Tras solo media hora de barco llegamos a Lanzarote, con una sonrisa de oreja a oreja estamos preparados para conocer otra isla, otra nueva realidad.
El primer día nos sorprendieron recibiéndonos en la casa de César Manrique, un artista apasionado de Lanzarote que con sus pinturas intentaba demostrar la belleza de esta isla. En este día los ruteros pudimos observar la trascendencia de Ruta Siete al estar sonando en cargos políticos, ya que por primera vez se presencia de forma directa un encuentro entre el Cabildo y nosotros, algo que nos llenó de satisfacción, puesto que es un área más a la que podemos contagiarle nuestros valores.
Nos adentramos en la cultura canaria realizando un taller de cerámica y pudimos incluso probar sus delicateces en el taller de gafio y mojo en el museo del campesino. También vivimos una mañana diferente tras recibir a los niños de C.F San Bartolomé con los que jugamos y pudimos ver la grandeza, simplicidad y espontaneidad de personitas de seis a diez años, los cuales esperemos que se fueran llenos de felicidad.
Recibimos la gran noticia de que el jueves íbamos afortunadamente a conocer la octava isla: ‘’La Graciosa’’, en la que pudimos dejar nuestra huella positiva limpiando, acción que nos dejó muy marcados al ver la cantidad de basura que había y la poca educación medioambiental que hay en el mundo, pero el mal sabor se nos quitó cuando pudimos disfrutar de sus playas paradisíacas gracias a ‘’Agüita con el plástico’’ y ‘’Lanzarote Reserva de las Biosfera’’ que nos permitió conocerla y días después en Lanzarote también nos dio la oportunidad de aprender a rehabilitar un espacio lleno de basura y convertirlo en un espacio verde de especies autóctonas.

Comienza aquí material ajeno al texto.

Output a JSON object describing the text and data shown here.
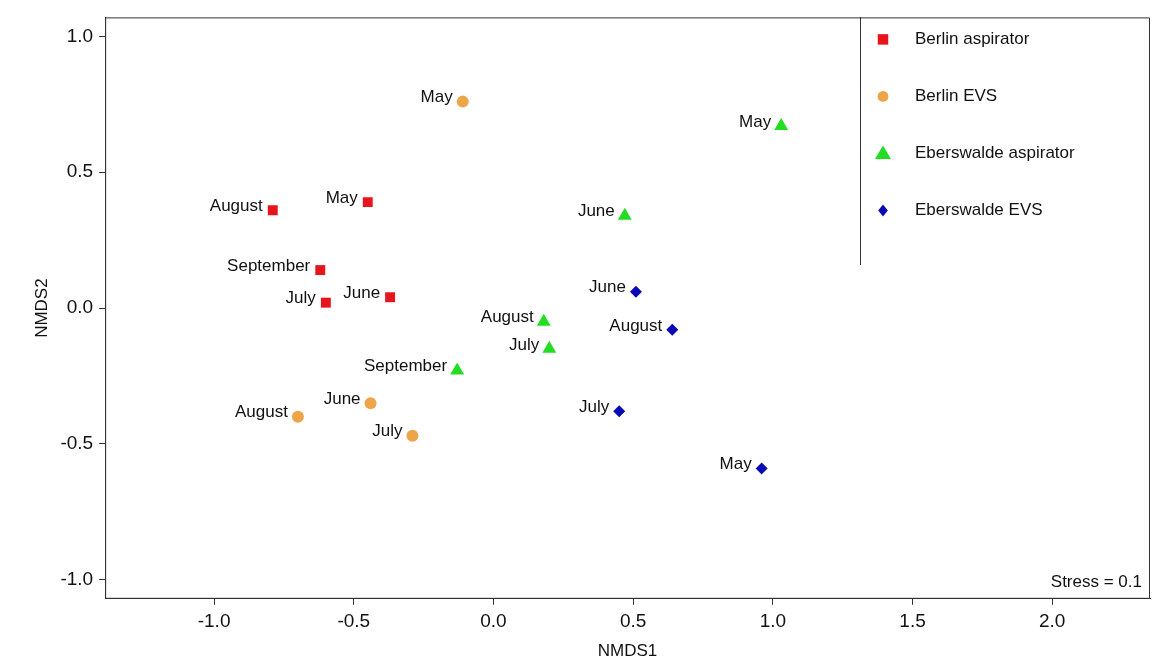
{
  "chart_data": {
    "type": "scatter",
    "xlabel": "NMDS1",
    "ylabel": "NMDS2",
    "xlim": [
      -1.39,
      2.35
    ],
    "ylim": [
      -1.07,
      1.07
    ],
    "xticks": [
      {
        "value": -1,
        "label": "-1.0"
      },
      {
        "value": -0.5,
        "label": "-0.5"
      },
      {
        "value": 0,
        "label": "0.0"
      },
      {
        "value": 0.5,
        "label": "0.5"
      },
      {
        "value": 1,
        "label": "1.0"
      },
      {
        "value": 1.5,
        "label": "1.5"
      },
      {
        "value": 2,
        "label": "2.0"
      }
    ],
    "yticks": [
      {
        "value": -1,
        "label": "-1.0"
      },
      {
        "value": -0.5,
        "label": "-0.5"
      },
      {
        "value": 0,
        "label": "0.0"
      },
      {
        "value": 0.5,
        "label": "0.5"
      },
      {
        "value": 1,
        "label": "1.0"
      }
    ],
    "grid": false,
    "legend": "top right",
    "series": [
      {
        "name": "Berlin aspirator",
        "color": "#e8141c",
        "marker": "square",
        "x": [
          -0.79,
          -0.45,
          -0.62,
          -0.6,
          -0.37
        ],
        "values": [
          0.36,
          0.39,
          0.14,
          0.02,
          0.04
        ]
      },
      {
        "name": "Berlin EVS",
        "color": "#eea54a",
        "marker": "circle",
        "x": [
          -0.11,
          -0.44,
          -0.7,
          -0.29
        ],
        "values": [
          0.76,
          -0.35,
          -0.4,
          -0.47
        ]
      },
      {
        "name": "Eberswalde aspirator",
        "color": "#22dd22",
        "marker": "triangle",
        "x": [
          1.03,
          0.47,
          0.18,
          0.2,
          -0.13
        ],
        "values": [
          0.67,
          0.34,
          -0.05,
          -0.15,
          -0.23
        ]
      },
      {
        "name": "Eberswalde EVS",
        "color": "#0a0ab4",
        "marker": "diamond",
        "x": [
          0.51,
          0.64,
          0.45,
          0.96
        ],
        "values": [
          0.06,
          -0.08,
          -0.38,
          -0.59
        ]
      }
    ],
    "annotations": [
      {
        "text": "August",
        "x": -0.79,
        "y": 0.36
      },
      {
        "text": "May",
        "x": -0.45,
        "y": 0.39
      },
      {
        "text": "September",
        "x": -0.62,
        "y": 0.14
      },
      {
        "text": "July",
        "x": -0.6,
        "y": 0.02
      },
      {
        "text": "June",
        "x": -0.37,
        "y": 0.04
      },
      {
        "text": "May",
        "x": -0.11,
        "y": 0.76
      },
      {
        "text": "June",
        "x": -0.44,
        "y": -0.35
      },
      {
        "text": "August",
        "x": -0.7,
        "y": -0.4
      },
      {
        "text": "July",
        "x": -0.29,
        "y": -0.47
      },
      {
        "text": "May",
        "x": 1.03,
        "y": 0.67
      },
      {
        "text": "June",
        "x": 0.47,
        "y": 0.34
      },
      {
        "text": "August",
        "x": 0.18,
        "y": -0.05
      },
      {
        "text": "July",
        "x": 0.2,
        "y": -0.15
      },
      {
        "text": "September",
        "x": -0.13,
        "y": -0.23
      },
      {
        "text": "June",
        "x": 0.51,
        "y": 0.06
      },
      {
        "text": "August",
        "x": 0.64,
        "y": -0.08
      },
      {
        "text": "July",
        "x": 0.45,
        "y": -0.38
      },
      {
        "text": "May",
        "x": 0.96,
        "y": -0.59
      },
      "Stress = 0.1"
    ]
  }
}
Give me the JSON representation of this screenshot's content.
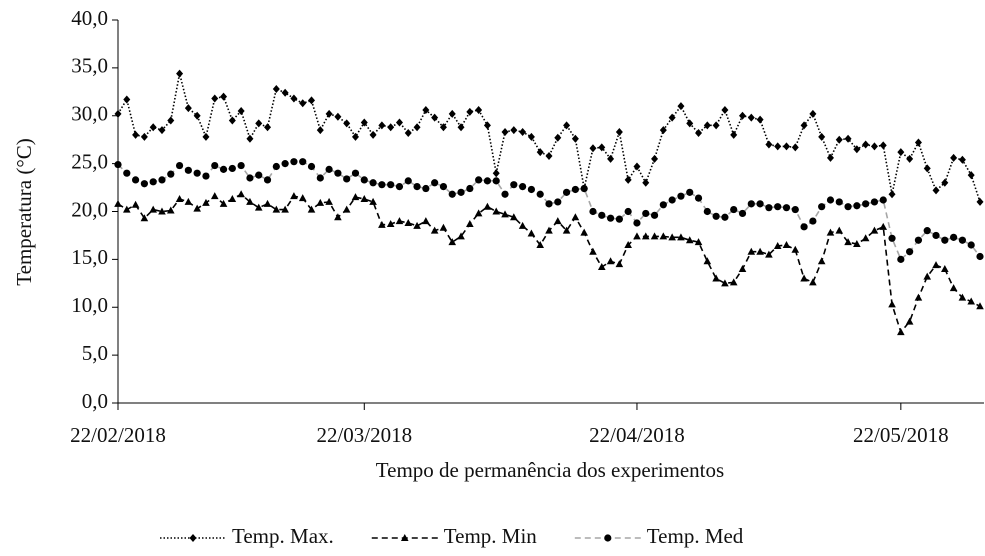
{
  "chart_data": {
    "type": "line",
    "y_label": "Temperatura (°C)",
    "x_label": "Tempo de permanência dos experimentos",
    "x": [
      "22/02/2018",
      "23/02/2018",
      "24/02/2018",
      "25/02/2018",
      "26/02/2018",
      "27/02/2018",
      "28/02/2018",
      "01/03/2018",
      "02/03/2018",
      "03/03/2018",
      "04/03/2018",
      "05/03/2018",
      "06/03/2018",
      "07/03/2018",
      "08/03/2018",
      "09/03/2018",
      "10/03/2018",
      "11/03/2018",
      "12/03/2018",
      "13/03/2018",
      "14/03/2018",
      "15/03/2018",
      "16/03/2018",
      "17/03/2018",
      "18/03/2018",
      "19/03/2018",
      "20/03/2018",
      "21/03/2018",
      "22/03/2018",
      "23/03/2018",
      "24/03/2018",
      "25/03/2018",
      "26/03/2018",
      "27/03/2018",
      "28/03/2018",
      "29/03/2018",
      "30/03/2018",
      "31/03/2018",
      "01/04/2018",
      "02/04/2018",
      "03/04/2018",
      "04/04/2018",
      "05/04/2018",
      "06/04/2018",
      "07/04/2018",
      "08/04/2018",
      "09/04/2018",
      "10/04/2018",
      "11/04/2018",
      "12/04/2018",
      "13/04/2018",
      "14/04/2018",
      "15/04/2018",
      "16/04/2018",
      "17/04/2018",
      "18/04/2018",
      "19/04/2018",
      "20/04/2018",
      "21/04/2018",
      "22/04/2018",
      "23/04/2018",
      "24/04/2018",
      "25/04/2018",
      "26/04/2018",
      "27/04/2018",
      "28/04/2018",
      "29/04/2018",
      "30/04/2018",
      "01/05/2018",
      "02/05/2018",
      "03/05/2018",
      "04/05/2018",
      "05/05/2018",
      "06/05/2018",
      "07/05/2018",
      "08/05/2018",
      "09/05/2018",
      "10/05/2018",
      "11/05/2018",
      "12/05/2018",
      "13/05/2018",
      "14/05/2018",
      "15/05/2018",
      "16/05/2018",
      "17/05/2018",
      "18/05/2018",
      "19/05/2018",
      "20/05/2018",
      "21/05/2018",
      "22/05/2018",
      "23/05/2018",
      "24/05/2018",
      "25/05/2018",
      "26/05/2018",
      "27/05/2018",
      "28/05/2018",
      "29/05/2018",
      "30/05/2018",
      "31/05/2018"
    ],
    "xlim": [
      "22/02/2018",
      "31/05/2018"
    ],
    "xticks": [
      "22/02/2018",
      "22/03/2018",
      "22/04/2018",
      "22/05/2018"
    ],
    "ylim": [
      0,
      40
    ],
    "yticks": [
      {
        "value": 0,
        "label": "0,0"
      },
      {
        "value": 5,
        "label": "5,0"
      },
      {
        "value": 10,
        "label": "10,0"
      },
      {
        "value": 15,
        "label": "15,0"
      },
      {
        "value": 20,
        "label": "20,0"
      },
      {
        "value": 25,
        "label": "25,0"
      },
      {
        "value": 30,
        "label": "30,0"
      },
      {
        "value": 35,
        "label": "35,0"
      },
      {
        "value": 40,
        "label": "40,0"
      }
    ],
    "grid": false,
    "series": [
      {
        "name": "Temp. Max.",
        "color": "#000000",
        "marker_color": "#000000",
        "line_style": "dotted",
        "marker": "diamond",
        "values": [
          30.2,
          31.7,
          28.0,
          27.8,
          28.8,
          28.5,
          29.5,
          34.4,
          30.8,
          30.0,
          27.8,
          31.8,
          32.0,
          29.5,
          30.5,
          27.6,
          29.2,
          28.8,
          32.8,
          32.4,
          31.8,
          31.3,
          31.6,
          28.5,
          30.2,
          29.9,
          29.2,
          27.8,
          29.3,
          28.0,
          29.0,
          28.8,
          29.3,
          28.2,
          28.8,
          30.6,
          29.8,
          28.8,
          30.2,
          28.8,
          30.4,
          30.6,
          29.0,
          24.0,
          28.3,
          28.5,
          28.3,
          27.8,
          26.2,
          25.8,
          27.7,
          29.0,
          27.6,
          22.4,
          26.6,
          26.7,
          25.5,
          28.3,
          23.3,
          24.7,
          23.0,
          25.5,
          28.5,
          29.8,
          31.0,
          29.2,
          28.2,
          29.0,
          29.0,
          30.6,
          28.0,
          30.0,
          29.8,
          29.6,
          27.0,
          26.8,
          26.8,
          26.7,
          29.0,
          30.2,
          27.8,
          25.6,
          27.5,
          27.6,
          26.5,
          27.0,
          26.8,
          26.9,
          21.8,
          26.2,
          25.5,
          27.2,
          24.5,
          22.2,
          23.0,
          25.6,
          25.4,
          23.8,
          21.0
        ]
      },
      {
        "name": "Temp. Min",
        "color": "#000000",
        "marker_color": "#000000",
        "line_style": "dashed",
        "marker": "triangle",
        "values": [
          20.8,
          20.2,
          20.7,
          19.3,
          20.2,
          20.0,
          20.1,
          21.3,
          21.0,
          20.3,
          20.9,
          21.6,
          20.8,
          21.3,
          21.8,
          21.0,
          20.4,
          20.8,
          20.2,
          20.2,
          21.6,
          21.4,
          20.2,
          20.9,
          21.0,
          19.4,
          20.2,
          21.5,
          21.3,
          21.0,
          18.6,
          18.7,
          19.0,
          18.8,
          18.5,
          19.0,
          18.0,
          18.3,
          16.8,
          17.4,
          18.7,
          19.8,
          20.5,
          20.0,
          19.7,
          19.4,
          18.5,
          17.7,
          16.5,
          18.0,
          19.0,
          18.0,
          19.4,
          17.8,
          15.8,
          14.2,
          14.8,
          14.5,
          16.5,
          17.4,
          17.4,
          17.4,
          17.4,
          17.3,
          17.3,
          17.0,
          16.8,
          14.8,
          13.0,
          12.5,
          12.6,
          14.0,
          15.8,
          15.8,
          15.5,
          16.4,
          16.5,
          16.0,
          13.0,
          12.6,
          14.8,
          17.8,
          18.0,
          16.8,
          16.6,
          17.2,
          18.0,
          18.4,
          10.3,
          7.4,
          8.5,
          11.0,
          13.2,
          14.4,
          14.0,
          12.0,
          11.0,
          10.6,
          10.1
        ]
      },
      {
        "name": "Temp. Med",
        "color": "#a6a6a6",
        "marker_color": "#000000",
        "line_style": "dashed",
        "marker": "circle",
        "values": [
          24.9,
          24.0,
          23.3,
          22.9,
          23.1,
          23.3,
          23.9,
          24.8,
          24.3,
          24.0,
          23.7,
          24.8,
          24.4,
          24.5,
          24.8,
          23.5,
          23.8,
          23.3,
          24.7,
          25.0,
          25.2,
          25.2,
          24.7,
          23.5,
          24.4,
          24.0,
          23.4,
          24.0,
          23.3,
          23.0,
          22.8,
          22.8,
          22.6,
          23.2,
          22.6,
          22.4,
          23.0,
          22.6,
          21.8,
          22.0,
          22.4,
          23.3,
          23.2,
          23.2,
          21.8,
          22.8,
          22.6,
          22.3,
          21.8,
          20.8,
          21.0,
          22.0,
          22.3,
          22.4,
          20.0,
          19.6,
          19.3,
          19.2,
          20.0,
          18.8,
          19.8,
          19.6,
          20.7,
          21.2,
          21.6,
          22.0,
          21.4,
          20.0,
          19.5,
          19.4,
          20.2,
          19.8,
          20.8,
          20.8,
          20.4,
          20.5,
          20.4,
          20.2,
          18.4,
          19.0,
          20.5,
          21.2,
          21.0,
          20.5,
          20.6,
          20.8,
          21.0,
          21.2,
          17.2,
          15.0,
          15.8,
          17.0,
          18.0,
          17.5,
          17.0,
          17.3,
          17.0,
          16.5,
          15.3
        ]
      }
    ]
  }
}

Terminamos la semana con una visita al parque nacional de Timanfaya donde nos fuimos cargados de información tras escuchar al simpático Mauro que nos hizo aprender muchas curiosidades sobre este mundo y acabando con pura adrenalina y diversión al poder practicar windsurf, kayak y snorkell en el club naútico ‘’El cable’’.
Fueron unos días cansados, llenos de calor y altas temperaturas, pero eso no repercutió en nuestra experiencia. Cada día percibimos la grandeza de este viaje, la inmensidad del corazón de 45 personas que con solo mirarles a los ojos puedes ver sus ansias de vivir, de saborear hasta el último minuto de esta aventura y las ganas de conocer nuevas realidades que superen sus expectativas.